Since not enough math problems were available, the team trained an additional network to translate a million problems written in natural language into Lean. Although many translations were imperfect, they provided a foundation for AlphaProof’s reinforcement-learning cycles.

IMO problems are highly challenging because they often require creative leaps to solve. You can’t just brute force these problems. According to Gowers, many IMO problems have a “magic-key” property, and once you figure out the right angle to tackle the problem it can become trivial to solve.

AlphaProof’s ability to find these “magic keys” suggests it can make creative leaps in problem-solving, reminiscent of the famous “move 37” made by DeepMind’s AlphaGo in 2016. AlphaGo landed a surprise on the right-hand side of the 19-by-19 board that flummoxed even the world’s best Go players, including Lee Sedol. “That’s a very strange move,” said one commentator during a live stream, himself a nine dan Go player, the highest rank there is. “I thought it was a mistake,” said the other.
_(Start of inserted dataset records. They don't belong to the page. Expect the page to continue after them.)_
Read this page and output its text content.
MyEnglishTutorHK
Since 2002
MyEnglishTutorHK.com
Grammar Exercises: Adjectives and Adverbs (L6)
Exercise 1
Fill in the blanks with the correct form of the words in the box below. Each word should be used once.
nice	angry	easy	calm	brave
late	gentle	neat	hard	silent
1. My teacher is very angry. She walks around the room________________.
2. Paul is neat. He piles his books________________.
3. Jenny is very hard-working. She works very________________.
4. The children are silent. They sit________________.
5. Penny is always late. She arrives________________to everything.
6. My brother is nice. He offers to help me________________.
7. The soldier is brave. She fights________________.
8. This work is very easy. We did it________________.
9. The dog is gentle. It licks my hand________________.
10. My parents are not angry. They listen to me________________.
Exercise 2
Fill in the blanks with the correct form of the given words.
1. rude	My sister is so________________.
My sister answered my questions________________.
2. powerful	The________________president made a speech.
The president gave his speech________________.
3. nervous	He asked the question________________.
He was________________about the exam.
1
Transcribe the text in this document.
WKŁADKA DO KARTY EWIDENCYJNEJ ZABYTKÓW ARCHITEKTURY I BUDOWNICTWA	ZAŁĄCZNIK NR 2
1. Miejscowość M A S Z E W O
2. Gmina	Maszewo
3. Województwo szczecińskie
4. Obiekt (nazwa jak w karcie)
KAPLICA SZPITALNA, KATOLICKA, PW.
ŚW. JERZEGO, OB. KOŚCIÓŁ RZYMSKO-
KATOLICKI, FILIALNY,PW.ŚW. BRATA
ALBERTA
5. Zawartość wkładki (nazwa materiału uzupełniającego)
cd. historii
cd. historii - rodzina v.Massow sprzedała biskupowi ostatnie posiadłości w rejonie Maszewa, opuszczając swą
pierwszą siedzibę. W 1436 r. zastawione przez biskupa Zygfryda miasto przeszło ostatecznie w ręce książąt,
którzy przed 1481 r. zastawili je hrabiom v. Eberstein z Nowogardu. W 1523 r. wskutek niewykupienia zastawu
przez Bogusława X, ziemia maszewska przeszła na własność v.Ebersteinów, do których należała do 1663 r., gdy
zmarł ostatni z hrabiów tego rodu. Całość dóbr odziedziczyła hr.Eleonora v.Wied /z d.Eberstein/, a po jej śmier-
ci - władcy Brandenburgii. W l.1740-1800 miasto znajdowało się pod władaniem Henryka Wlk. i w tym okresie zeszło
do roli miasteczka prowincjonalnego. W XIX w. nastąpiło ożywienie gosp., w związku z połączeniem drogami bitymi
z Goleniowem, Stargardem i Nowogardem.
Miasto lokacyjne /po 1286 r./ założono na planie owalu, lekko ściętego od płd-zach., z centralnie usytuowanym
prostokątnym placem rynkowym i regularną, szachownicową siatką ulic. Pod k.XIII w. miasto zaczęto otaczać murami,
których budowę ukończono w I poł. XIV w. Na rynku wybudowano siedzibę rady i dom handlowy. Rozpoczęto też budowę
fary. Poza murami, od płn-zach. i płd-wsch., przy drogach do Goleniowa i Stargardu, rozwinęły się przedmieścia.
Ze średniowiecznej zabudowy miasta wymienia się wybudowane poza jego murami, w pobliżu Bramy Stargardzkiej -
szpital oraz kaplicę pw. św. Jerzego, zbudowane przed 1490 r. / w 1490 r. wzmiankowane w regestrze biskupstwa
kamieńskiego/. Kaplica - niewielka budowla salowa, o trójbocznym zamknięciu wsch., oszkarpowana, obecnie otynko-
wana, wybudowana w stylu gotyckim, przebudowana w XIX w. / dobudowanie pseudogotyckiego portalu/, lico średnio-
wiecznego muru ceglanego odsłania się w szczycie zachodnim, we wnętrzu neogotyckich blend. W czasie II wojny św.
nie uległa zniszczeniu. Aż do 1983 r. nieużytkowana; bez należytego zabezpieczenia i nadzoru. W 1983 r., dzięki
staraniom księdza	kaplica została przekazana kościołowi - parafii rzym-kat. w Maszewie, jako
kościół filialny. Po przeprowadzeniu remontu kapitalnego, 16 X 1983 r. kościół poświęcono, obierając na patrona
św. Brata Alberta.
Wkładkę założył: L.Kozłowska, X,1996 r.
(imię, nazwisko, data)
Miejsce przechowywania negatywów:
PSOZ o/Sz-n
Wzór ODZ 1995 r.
While DeepMind’s AI systems are proving to be highly competent in solving challenging math problems, the leap to solving research-level mathematical questions remains uncertain. Nevertheless, DeepMind’s AI has reached a point where it can solve problems that challenge the world’s best young mathematicians.

“We’re at the point where they can prove not open research problems, but at least problems that are very challenging to the very best young mathematicians in the world,” said DeepMind computer scientist David Silver, one of the architects of AlphaGo.